With ROS - for Motion Server support

  1. Clone this repo
mkdir ~/qrw_catkin_ws/src
cd ~qrw_catkin_ws
git clone --recursive https://github.com/inria-paris-robotics-lab/quadruped-reactive-walking.git src/quadruped-reactive-walking
  1. Create conda environment. (It is recommended to use mamba instead of conda for faster/better dependencies solving)
mamba env create -f src/quadruped-reactive-walking/ros-environment.yaml
mamba activate qrw-ros
  1. Download dependencies (ROS imposes fixed versions for many packages. Thus most of qrw dependencies need to be built manually, because they are not available on conda for this particular set sub dependencies.)
vcs import --recursive < src/quadruped-reactive-walking/ros-git-deps.yaml
  1. Build

(Note for extra performances, export the following variable before building export CXXFLAGS="$CXXFLAGS -march=native", but might cause Segmentation Faults with certain boost versions)

catkin build --cmake-args -DBUILD_TESTING=OFF                    `# For faster build`               \
                          -DBUILD_BENCHMARK=OFF                  `# For faster build`               \
                          -DBUILD_BENCHMARKS=OFF                 `# For faster build (aligator)`    \
                          -DBUILD_EXAMPLES=OFF                   `# For faster build`               \
                          -DCMAKE_CXX_COMPILER_LAUNCHER='ccache' `# For faster build`               \
                          -DBUILD_WITH_MULTITHREADS=ON           `# Enable parallelization (croc)`  \
                          -DBUILD_WITH_OPENMP_SUPPORT=ON         `# Enable parallelization (algtr)` \
                          -DBUILD_CROCODDYL_COMPAT=ON            `# Aligator compatibility flag`    \
                          -DBUILD_WITH_COLLISION_SUPPORT=ON      `# Pinocchio flag`                 \
                          -DBUILD_PYTHON_INTERFACE=ON            `# Generate py bindings`           \
                          -DPYTHON_EXECUTABLE=$(which python)    `# Generate propper py bindings`   \
                          -DBUILD_WITH_ROS_SUPPORT=ON            `# Generate QRW custom ros msgs`   \
                          -DGENERATE_PYTHON_STUBS=OFF            \
                          -DCMAKE_CXX_FLAGS="$CXXFLAGS -D_LIBCPP_ENABLE_CXX17_REMOVED_UNARY_BINARY_FUNCTION" `# for compatibility between old boost (from ros) and modern c++`
  1. Source worskpace (Needs to be repeated for every new terminal)
source ~/qrw_catkin_ws/devel/setupb.bash # Linux users
source ~/qrw_catkin_ws/devel/setupb.zsh  # Mac users

Run the simulation

  • After installing the package, run python -m quadruped_reactive_walking.main_solo12_control

Tune the simulation

  • In main_solo12_control.py, you can change some of the parameters defined at the beginning of the control_loop function or by passing command-line arguments.

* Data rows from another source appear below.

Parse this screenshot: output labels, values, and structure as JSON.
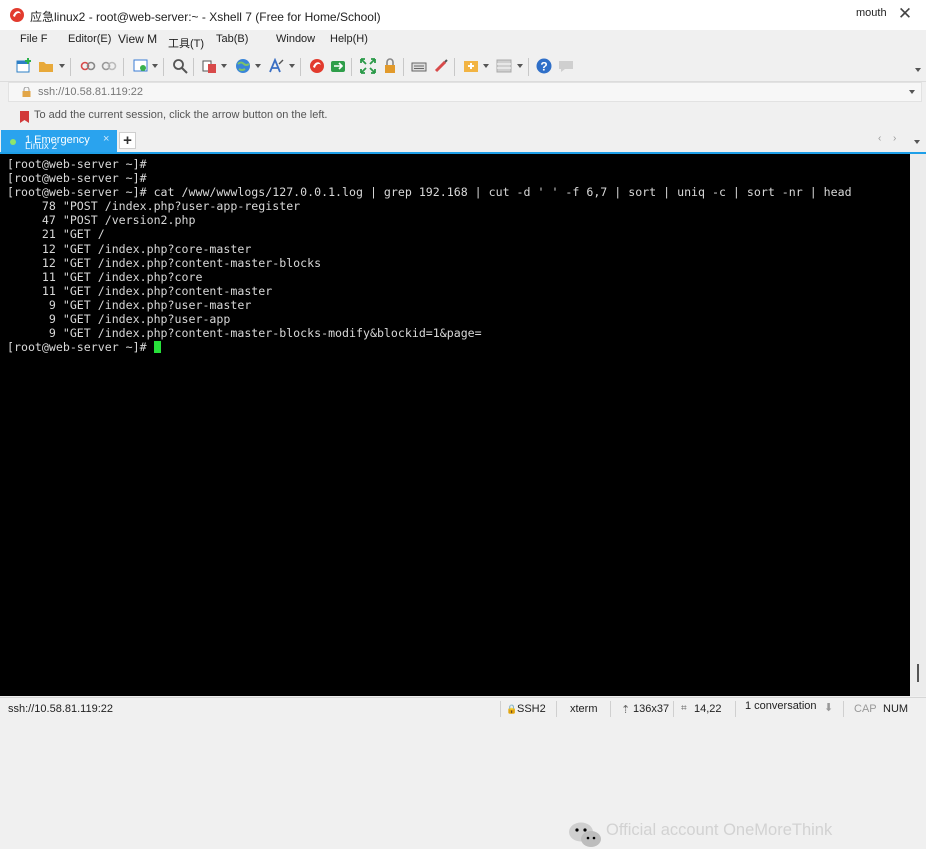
{
  "window": {
    "title": "应急linux2 - root@web-server:~ - Xshell 7 (Free for Home/School)",
    "user": "mouth",
    "close_glyph": "✕"
  },
  "menu": [
    "File F",
    "Editor(E)",
    "View M",
    "工具(T)",
    "Tab(B)",
    "Window",
    "Help(H)"
  ],
  "toolbar": {
    "icons": [
      "new-session-icon",
      "open-folder-icon",
      "connect-icon",
      "disconnect-icon",
      "session-settings-icon",
      "find-icon",
      "copy-paste-icon",
      "globe-icon",
      "font-icon",
      "xshell-icon",
      "xftp-icon",
      "fullscreen-icon",
      "lock-icon",
      "keyboard-icon",
      "script-icon",
      "layout-icon",
      "tile-icon",
      "help-icon",
      "chat-icon"
    ]
  },
  "address": {
    "value": "ssh://10.58.81.119:22"
  },
  "hint": {
    "text": "To add the current session, click the arrow button on the left."
  },
  "tabs": {
    "active_label": "1 Emergency",
    "active_sublabel": "Linux 2",
    "close_glyph": "×",
    "add_glyph": "+",
    "nav_prev": "‹",
    "nav_next": "›"
  },
  "terminal": {
    "lines": [
      "[root@web-server ~]#",
      "[root@web-server ~]#",
      "[root@web-server ~]# cat /www/wwwlogs/127.0.0.1.log | grep 192.168 | cut -d ' ' -f 6,7 | sort | uniq -c | sort -nr | head",
      "     78 \"POST /index.php?user-app-register",
      "     47 \"POST /version2.php",
      "     21 \"GET /",
      "     12 \"GET /index.php?core-master",
      "     12 \"GET /index.php?content-master-blocks",
      "     11 \"GET /index.php?core",
      "     11 \"GET /index.php?content-master",
      "      9 \"GET /index.php?user-master",
      "      9 \"GET /index.php?user-app",
      "      9 \"GET /index.php?content-master-blocks-modify&blockid=1&page="
    ],
    "prompt": "[root@web-server ~]# "
  },
  "watermark": {
    "text": "Official account OneMoreThink"
  },
  "status": {
    "session": "ssh://10.58.81.119:22",
    "protocol": "SSH2",
    "terminal_type": "xterm",
    "size": "136x37",
    "cursor_pos": "14,22",
    "conversations": "1 conversation",
    "caps": "CAP",
    "num": "NUM"
  },
  "colors": {
    "tab_active": "#2aa3ee",
    "terminal_bg": "#000000",
    "terminal_fg": "#d8d8d8",
    "cursor": "#27e03a"
  }
}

  • To see which CLI arguments are available, run

    python -m quadruped_reactive_walking.main_solo12_control --help
  • Set env_id to 1 to load obstacles and stairs.

  • Set use_flat_plane to False to load a ground with lots of small bumps.

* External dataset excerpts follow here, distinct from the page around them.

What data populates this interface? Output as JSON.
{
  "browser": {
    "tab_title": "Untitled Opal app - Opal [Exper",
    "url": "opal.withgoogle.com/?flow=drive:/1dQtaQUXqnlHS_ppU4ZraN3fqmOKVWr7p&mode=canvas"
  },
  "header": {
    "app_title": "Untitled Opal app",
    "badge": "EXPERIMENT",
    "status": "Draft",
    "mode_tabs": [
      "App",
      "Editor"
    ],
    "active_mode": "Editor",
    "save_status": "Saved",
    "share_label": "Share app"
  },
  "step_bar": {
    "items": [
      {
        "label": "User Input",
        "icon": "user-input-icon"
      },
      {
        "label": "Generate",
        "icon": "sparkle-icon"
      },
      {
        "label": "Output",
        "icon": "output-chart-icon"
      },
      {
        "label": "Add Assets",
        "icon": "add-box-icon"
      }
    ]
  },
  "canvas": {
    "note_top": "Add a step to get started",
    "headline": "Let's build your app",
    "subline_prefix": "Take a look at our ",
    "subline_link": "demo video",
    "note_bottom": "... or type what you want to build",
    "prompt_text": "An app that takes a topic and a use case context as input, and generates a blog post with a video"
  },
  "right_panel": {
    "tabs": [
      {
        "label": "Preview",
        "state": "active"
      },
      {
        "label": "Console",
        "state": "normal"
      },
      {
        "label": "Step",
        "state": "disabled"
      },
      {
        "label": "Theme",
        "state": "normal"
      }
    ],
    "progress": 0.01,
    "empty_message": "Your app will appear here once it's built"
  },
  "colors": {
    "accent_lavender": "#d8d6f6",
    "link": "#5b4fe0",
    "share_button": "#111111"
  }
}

  • If you have a gamepad you can control the robot with two joysticks by turning predefined_vel to False in main_solo12_control.py. Velocity limits with the joystick are defined in Joystick.py by self.VxScale (maximul lateral velocity), self.VyScale (maximum forward velocity) and self.vYawScale (maximum yaw velocity).

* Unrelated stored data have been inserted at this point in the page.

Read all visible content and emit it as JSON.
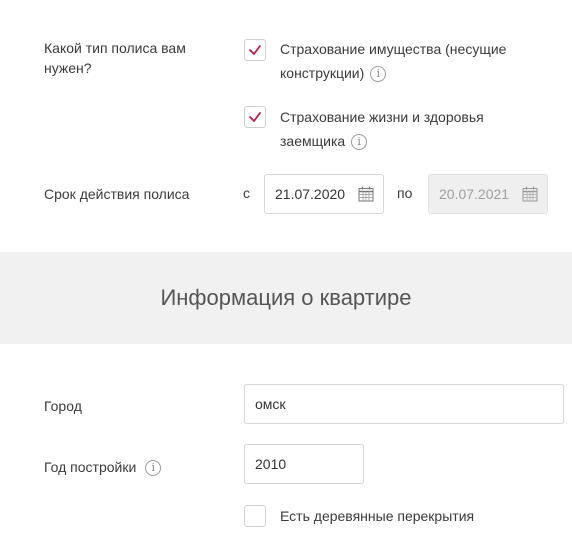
{
  "policy_type": {
    "label": "Какой тип полиса вам нужен?",
    "options": [
      {
        "label_line1": "Страхование имущества (несущие",
        "label_line2": "конструкции)",
        "checked": true,
        "info_icon": "info-icon"
      },
      {
        "label_line1": "Страхование жизни и здоровья",
        "label_line2": "заемщика",
        "checked": true,
        "info_icon": "info-icon"
      }
    ]
  },
  "validity": {
    "label": "Срок действия полиса",
    "from_label": "с",
    "from_value": "21.07.2020",
    "to_label": "по",
    "to_value": "20.07.2021",
    "to_disabled": true,
    "calendar_icon": "calendar-icon"
  },
  "section": {
    "title": "Информация о квартире"
  },
  "apartment": {
    "city_label": "Город",
    "city_value": "омск",
    "year_label": "Год постройки",
    "year_value": "2010",
    "wooden_floors_label": "Есть деревянные перекрытия",
    "wooden_floors_checked": false
  },
  "colors": {
    "check_mark": "#b0254a",
    "band_bg": "#f1f1f1",
    "disabled_input_bg": "#efefef"
  }
}
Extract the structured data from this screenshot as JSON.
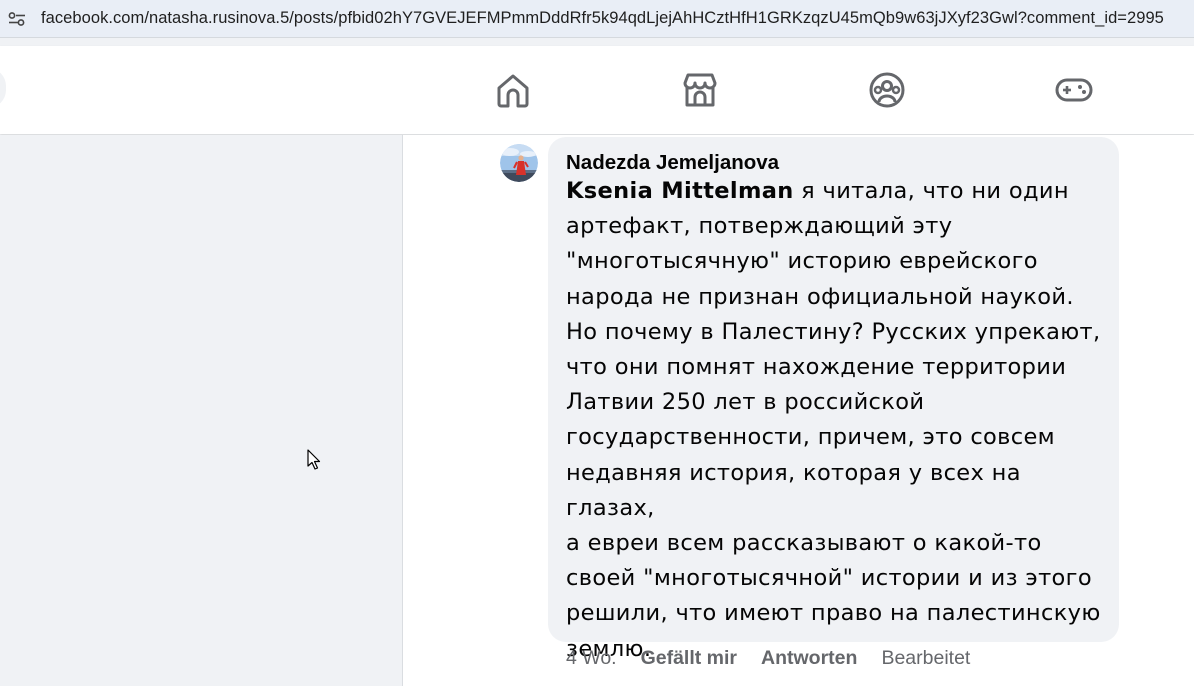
{
  "browser": {
    "url_host": "facebook.com",
    "url_path": "/natasha.rusinova.5/posts/pfbid02hY7GVEJEFMPmmDddRfr5k94qdLjejAhHCztHfH1GRKzqzU45mQb9w63jJXyf23Gwl?comment_id=2995"
  },
  "nav": {
    "icons": [
      "home-icon",
      "marketplace-icon",
      "groups-icon",
      "gaming-icon"
    ]
  },
  "comment": {
    "author": "Nadezda Jemeljanova",
    "mention": "Ksenia Mittelman",
    "text_lines": [
      " я читала, что ни один",
      "артефакт, потверждающий эту",
      "\"многотысячную\" историю еврейского",
      "народа не признан официальной наукой.",
      "Но почему в Палестину? Русских упрекают,",
      "что они помнят нахождение территории",
      "Латвии 250 лет в российской",
      "государственности, причем, это совсем",
      "недавняя история, которая у всех на глазах,",
      "а евреи всем рассказывают о какой-то",
      "своей \"многотысячной\" истории и из этого",
      "решили, что имеют право на палестинскую",
      "землю."
    ],
    "time": "4 Wo.",
    "like_label": "Gefällt mir",
    "reply_label": "Antworten",
    "edited_label": "Bearbeitet"
  },
  "colors": {
    "bubble_bg": "#f0f2f5",
    "page_bg": "#f0f2f5",
    "meta_text": "#65676b",
    "icon_color": "#65676b"
  }
}
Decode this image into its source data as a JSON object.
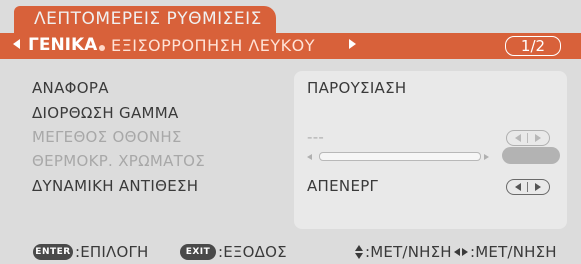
{
  "window": {
    "title": "ΛΕΠΤΟΜΕΡΕΙΣ ΡΥΘΜΙΣΕΙΣ"
  },
  "tabs": {
    "active": "ΓΕΝΙΚΑ",
    "inactive": "ΕΞΙΣΟΡΡΟΠΗΣΗ ΛΕΥΚΟΥ",
    "page": "1/2",
    "left_icon": "triangle-left-icon",
    "right_icon": "triangle-right-icon"
  },
  "settings": [
    {
      "label": "ΑΝΑΦΟΡΑ",
      "value": "ΠΑΡΟΥΣΙΑΣΗ",
      "enabled": true
    },
    {
      "label": "ΔΙΟΡΘΩΣΗ GAMMA",
      "value": "",
      "enabled": true
    },
    {
      "label": "ΜΕΓΕΘΟΣ ΟΘΟΝΗΣ",
      "value": "---",
      "enabled": false
    },
    {
      "label": "ΘΕΡΜΟΚΡ. ΧΡΩΜΑΤΟΣ",
      "value": "",
      "enabled": false
    },
    {
      "label": "ΔΥΝΑΜΙΚΗ ΑΝΤΙΘΕΣΗ",
      "value": "ΑΠΕΝΕΡΓ",
      "enabled": true
    }
  ],
  "footer": {
    "enter_key": "ENTER",
    "enter_text": ":ΕΠΙΛΟΓΗ",
    "exit_key": "EXIT",
    "exit_text": ":ΕΞΟΔΟΣ",
    "updown_text": ":ΜΕΤ/ΝΗΣΗ",
    "leftright_text": ":ΜΕΤ/ΝΗΣΗ"
  },
  "colors": {
    "accent": "#d8613a",
    "panel": "#dcdcdc",
    "value_area": "#e9e9e9",
    "text": "#3a3a3a",
    "disabled_text": "#a8a8a8"
  }
}
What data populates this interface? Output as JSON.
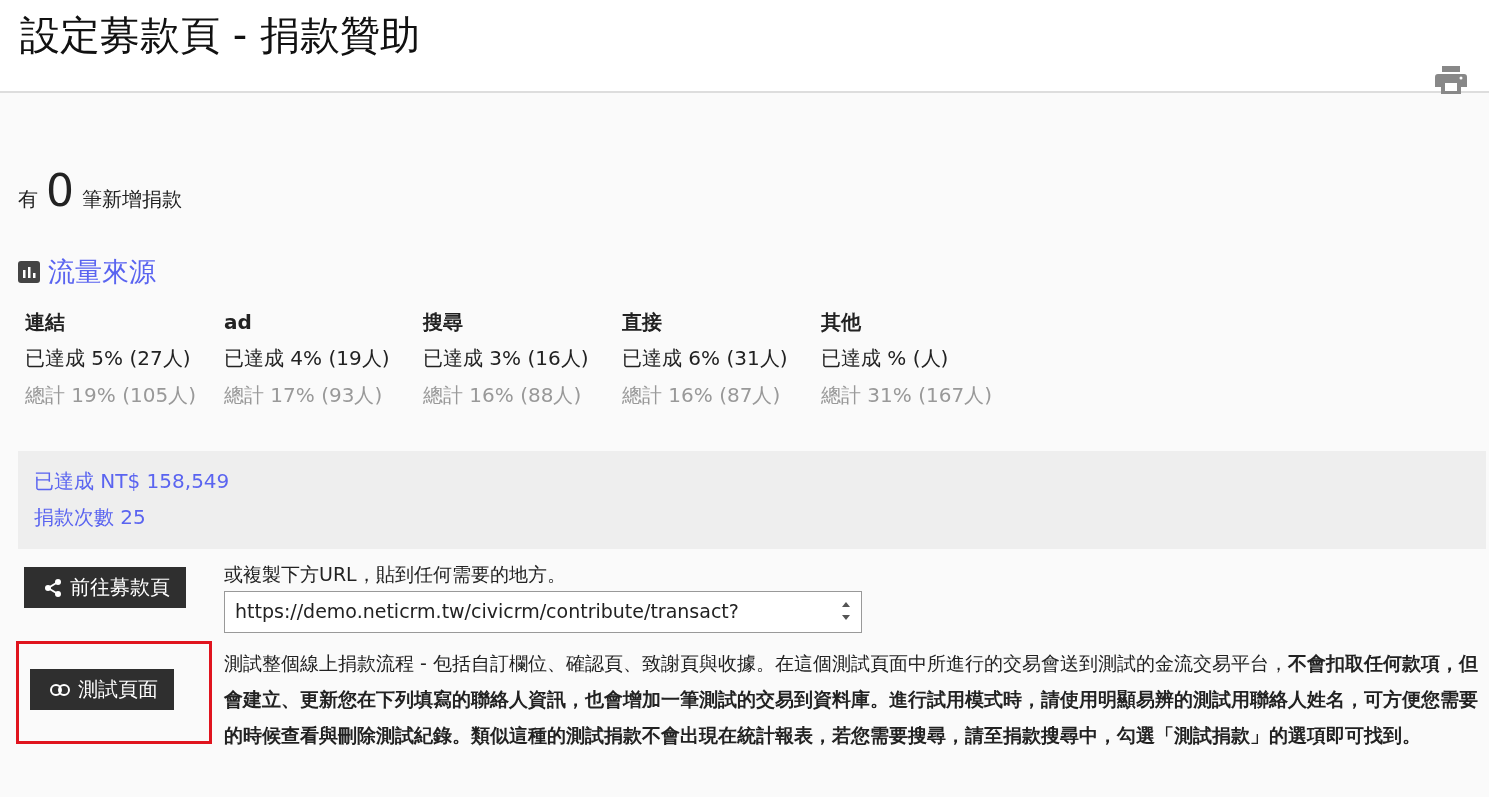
{
  "header": {
    "title": "設定募款頁 - 捐款贊助"
  },
  "new_count": {
    "prefix": "有",
    "count": "0",
    "suffix": "筆新增捐款"
  },
  "traffic": {
    "title": "流量來源",
    "sources": [
      {
        "name": "連結",
        "achieved": "已達成 5% (27人)",
        "total": "總計 19% (105人)"
      },
      {
        "name": "ad",
        "achieved": "已達成 4% (19人)",
        "total": "總計 17% (93人)"
      },
      {
        "name": "搜尋",
        "achieved": "已達成 3% (16人)",
        "total": "總計 16% (88人)"
      },
      {
        "name": "直接",
        "achieved": "已達成 6% (31人)",
        "total": "總計 16% (87人)"
      },
      {
        "name": "其他",
        "achieved": "已達成 % (人)",
        "total": "總計 31% (167人)"
      }
    ]
  },
  "summary": [
    "已達成 NT$ 158,549",
    "捐款次數 25"
  ],
  "share": {
    "button": "前往募款頁",
    "hint": "或複製下方URL，貼到任何需要的地方。",
    "url": "https://demo.neticrm.tw/civicrm/contribute/transact?"
  },
  "test": {
    "button": "測試頁面",
    "highlighted": true,
    "description": "測試整個線上捐款流程 - 包括自訂欄位、確認頁、致謝頁與收據。在這個測試頁面中所進行的交易會送到測試的金流交易平台，**不會扣取任何款項，但會建立、更新您在下列填寫的聯絡人資訊，也會增加一筆測試的交易到資料庫。進行試用模式時，請使用明顯易辨的測試用聯絡人姓名，可方便您需要的時候查看與刪除測試紀錄。類似這種的測試捐款不會出現在統計報表，若您需要搜尋，請至捐款搜尋中，勾選「測試捐款」的選項即可找到。**"
  }
}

  • If predefined_vel = True the robot follows the reference velocity pattern. Velocity patterns are defined in walk_parameters, you can modify them or add new ones. Each profile defines forward, lateral and yaw velocities that should be reached at the associated loop iterations (in self.k_switch). There is an automatic interpolation between milestones to have a smooth reference velocity command.